Scientists have successfully developed an artificial tactile system that can be applied in prosthetic hand manufacturing, enabling robots to perceive sensations similar to humans.
The research was conducted by scientists at Uppsala University and the Karolinska Institute. Assistant Professor Libo Chen, the head of the research team, stated that they are working on developing a tactile system capable of sensing pain and temperature, as well as identifying the materials that the hand touches, such as distinguishing between wood and metal.
The artificial tactile system consists of three main components: electronic skin (e-skin) with embedded sensors that detect pressure through touch, an artificial neural network that converts sensory signals into electrical impulses, and a signal processor that analyzes and identifies objects. This system has the potential to learn to recognize an unlimited number of objects.

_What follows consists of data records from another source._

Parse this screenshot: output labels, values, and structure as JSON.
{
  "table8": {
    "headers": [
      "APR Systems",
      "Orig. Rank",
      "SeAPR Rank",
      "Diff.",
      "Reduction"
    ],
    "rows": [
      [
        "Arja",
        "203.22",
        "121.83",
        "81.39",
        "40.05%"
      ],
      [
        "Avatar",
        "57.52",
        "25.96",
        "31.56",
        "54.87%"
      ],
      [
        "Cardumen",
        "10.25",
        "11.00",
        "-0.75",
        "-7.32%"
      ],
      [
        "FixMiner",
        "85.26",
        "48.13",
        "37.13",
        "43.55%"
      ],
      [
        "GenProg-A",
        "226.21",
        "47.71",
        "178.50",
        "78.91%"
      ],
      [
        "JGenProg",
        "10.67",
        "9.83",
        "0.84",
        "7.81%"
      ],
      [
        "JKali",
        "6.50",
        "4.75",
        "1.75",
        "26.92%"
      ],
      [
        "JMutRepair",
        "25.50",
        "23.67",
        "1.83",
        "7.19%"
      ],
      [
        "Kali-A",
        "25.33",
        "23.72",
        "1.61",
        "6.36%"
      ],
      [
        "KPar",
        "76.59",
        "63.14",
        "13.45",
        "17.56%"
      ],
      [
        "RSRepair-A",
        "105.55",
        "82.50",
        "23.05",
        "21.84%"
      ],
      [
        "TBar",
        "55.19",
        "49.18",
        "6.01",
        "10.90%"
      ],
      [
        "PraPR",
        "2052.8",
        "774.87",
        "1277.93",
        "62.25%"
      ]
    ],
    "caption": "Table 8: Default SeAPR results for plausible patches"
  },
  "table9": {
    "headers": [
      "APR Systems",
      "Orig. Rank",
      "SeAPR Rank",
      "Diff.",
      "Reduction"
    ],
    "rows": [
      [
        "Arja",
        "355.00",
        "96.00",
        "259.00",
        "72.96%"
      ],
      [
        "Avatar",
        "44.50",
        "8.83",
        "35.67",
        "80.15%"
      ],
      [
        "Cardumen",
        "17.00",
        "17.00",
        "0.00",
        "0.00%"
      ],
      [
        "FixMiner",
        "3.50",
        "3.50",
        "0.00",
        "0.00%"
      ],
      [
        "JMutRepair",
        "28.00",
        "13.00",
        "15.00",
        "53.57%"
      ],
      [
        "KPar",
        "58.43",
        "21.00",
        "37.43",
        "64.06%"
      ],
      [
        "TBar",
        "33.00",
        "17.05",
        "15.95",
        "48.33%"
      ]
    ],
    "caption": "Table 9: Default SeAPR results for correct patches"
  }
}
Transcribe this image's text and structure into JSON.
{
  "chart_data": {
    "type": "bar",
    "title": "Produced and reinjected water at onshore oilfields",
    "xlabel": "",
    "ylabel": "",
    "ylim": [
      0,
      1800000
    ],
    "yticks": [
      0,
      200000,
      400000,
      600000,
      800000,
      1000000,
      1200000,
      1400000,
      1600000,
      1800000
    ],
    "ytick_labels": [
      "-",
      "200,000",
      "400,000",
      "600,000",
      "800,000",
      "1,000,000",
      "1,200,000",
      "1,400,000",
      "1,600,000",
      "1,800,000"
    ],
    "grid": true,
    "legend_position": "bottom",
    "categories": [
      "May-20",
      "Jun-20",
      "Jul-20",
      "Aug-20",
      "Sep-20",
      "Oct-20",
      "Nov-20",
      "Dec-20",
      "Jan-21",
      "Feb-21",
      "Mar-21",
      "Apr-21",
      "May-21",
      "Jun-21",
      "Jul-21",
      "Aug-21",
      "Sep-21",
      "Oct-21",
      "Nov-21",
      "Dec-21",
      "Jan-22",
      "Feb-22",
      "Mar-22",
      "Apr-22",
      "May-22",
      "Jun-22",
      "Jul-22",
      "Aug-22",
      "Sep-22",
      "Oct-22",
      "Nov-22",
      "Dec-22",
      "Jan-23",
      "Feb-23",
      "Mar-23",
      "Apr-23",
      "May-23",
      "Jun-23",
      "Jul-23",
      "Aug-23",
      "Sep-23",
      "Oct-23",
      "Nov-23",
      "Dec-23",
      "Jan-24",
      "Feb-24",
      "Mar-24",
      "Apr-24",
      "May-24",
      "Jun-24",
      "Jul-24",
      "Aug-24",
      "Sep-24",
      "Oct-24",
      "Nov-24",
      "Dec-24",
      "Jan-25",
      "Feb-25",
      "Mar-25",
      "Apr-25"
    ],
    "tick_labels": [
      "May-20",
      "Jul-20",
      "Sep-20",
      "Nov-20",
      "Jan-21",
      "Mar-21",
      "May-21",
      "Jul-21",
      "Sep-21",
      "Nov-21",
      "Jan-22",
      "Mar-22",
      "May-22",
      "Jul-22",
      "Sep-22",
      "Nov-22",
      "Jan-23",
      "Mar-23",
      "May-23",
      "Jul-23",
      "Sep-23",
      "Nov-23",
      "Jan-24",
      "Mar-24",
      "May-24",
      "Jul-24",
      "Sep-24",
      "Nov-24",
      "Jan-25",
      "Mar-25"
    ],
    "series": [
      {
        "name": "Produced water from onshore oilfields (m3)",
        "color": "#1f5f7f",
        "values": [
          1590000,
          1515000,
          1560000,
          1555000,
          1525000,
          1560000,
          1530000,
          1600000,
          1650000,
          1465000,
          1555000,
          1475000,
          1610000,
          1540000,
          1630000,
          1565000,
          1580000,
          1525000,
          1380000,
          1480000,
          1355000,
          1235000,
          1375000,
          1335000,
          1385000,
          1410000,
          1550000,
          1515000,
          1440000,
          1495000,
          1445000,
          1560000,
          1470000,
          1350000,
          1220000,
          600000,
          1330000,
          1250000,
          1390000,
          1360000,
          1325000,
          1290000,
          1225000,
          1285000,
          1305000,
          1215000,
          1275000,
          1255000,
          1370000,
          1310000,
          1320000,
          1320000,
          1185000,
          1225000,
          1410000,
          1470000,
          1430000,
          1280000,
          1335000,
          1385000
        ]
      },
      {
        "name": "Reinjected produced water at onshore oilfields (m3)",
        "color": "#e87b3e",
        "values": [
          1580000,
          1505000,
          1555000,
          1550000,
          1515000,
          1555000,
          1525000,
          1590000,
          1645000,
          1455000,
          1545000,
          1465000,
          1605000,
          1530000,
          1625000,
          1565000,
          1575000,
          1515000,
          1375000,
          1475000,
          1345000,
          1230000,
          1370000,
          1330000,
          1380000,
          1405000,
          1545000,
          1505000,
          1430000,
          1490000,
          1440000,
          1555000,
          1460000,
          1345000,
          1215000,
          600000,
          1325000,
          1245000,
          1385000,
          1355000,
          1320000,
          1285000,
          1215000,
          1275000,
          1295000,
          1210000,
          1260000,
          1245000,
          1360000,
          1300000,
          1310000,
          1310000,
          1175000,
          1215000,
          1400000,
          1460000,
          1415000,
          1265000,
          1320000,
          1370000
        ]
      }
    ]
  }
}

According to the researchers, humans will be able to interact with robots and prosthetic hands more safely and easily thanks to the tactile feedback. Moreover, the prosthetic hand will be able to manipulate objects as skillfully as a human hand.
“The electronic skin contains millions of sensory receptors. Currently, the e-skin cannot provide sufficient sensitivity, but new technology will make this feasible, so we aim to create artificial skin for the entire robot body,” Chen said.
The centrally oriented artificial tactile network used in hardware is made up of a series of sensors crafted from polyimide film shaped like a hand and a PCB circuit that converts signals into sequences. (Source: Science).
The tactile system can be applied in healthcare, for example, to monitor motor function disorders caused by Parkinson’s and Alzheimer’s diseases or to assist patients in rehabilitation after a stroke.
“Our technology can identify an object as quickly as a blindfolded person, simply by touching and feeling, it can indicate whether the object is a tennis ball or an apple,” Zhibin Zhang, a teaching assistant in the Department of Electrical Engineering at Uppsala University, stated.
During the experiments, Zhang and his colleague Libo Chen collaborated with researchers who specialize in data processing and machine learning from the Department of Systems and Signals (Uppsala University), along with a team from the Department of Neuroscience, Care Science, and the Department of Neurology (Karolinska Institute).
Drawing inspiration from neuroscience, the research team developed the artificial tactile system to mimic how the human nervous system responds to touch. This system uses electrical impulses to process information after each touch, similar to the human nervous system.
“This technology will help users feel the prosthetic hand as a natural part of their body,” Zhang explained. The research team tested the system using 22 different objects to grasp and 16 surfaces to sense.
22 objects were used in the grip test for object classification. (Source: Science)
According to Zhang, a member of the research team, the system could be further developed to predict when a patient is about to fall. The information could then be used to activate external devices to prevent the patient from falling or alert assistive devices to intervene.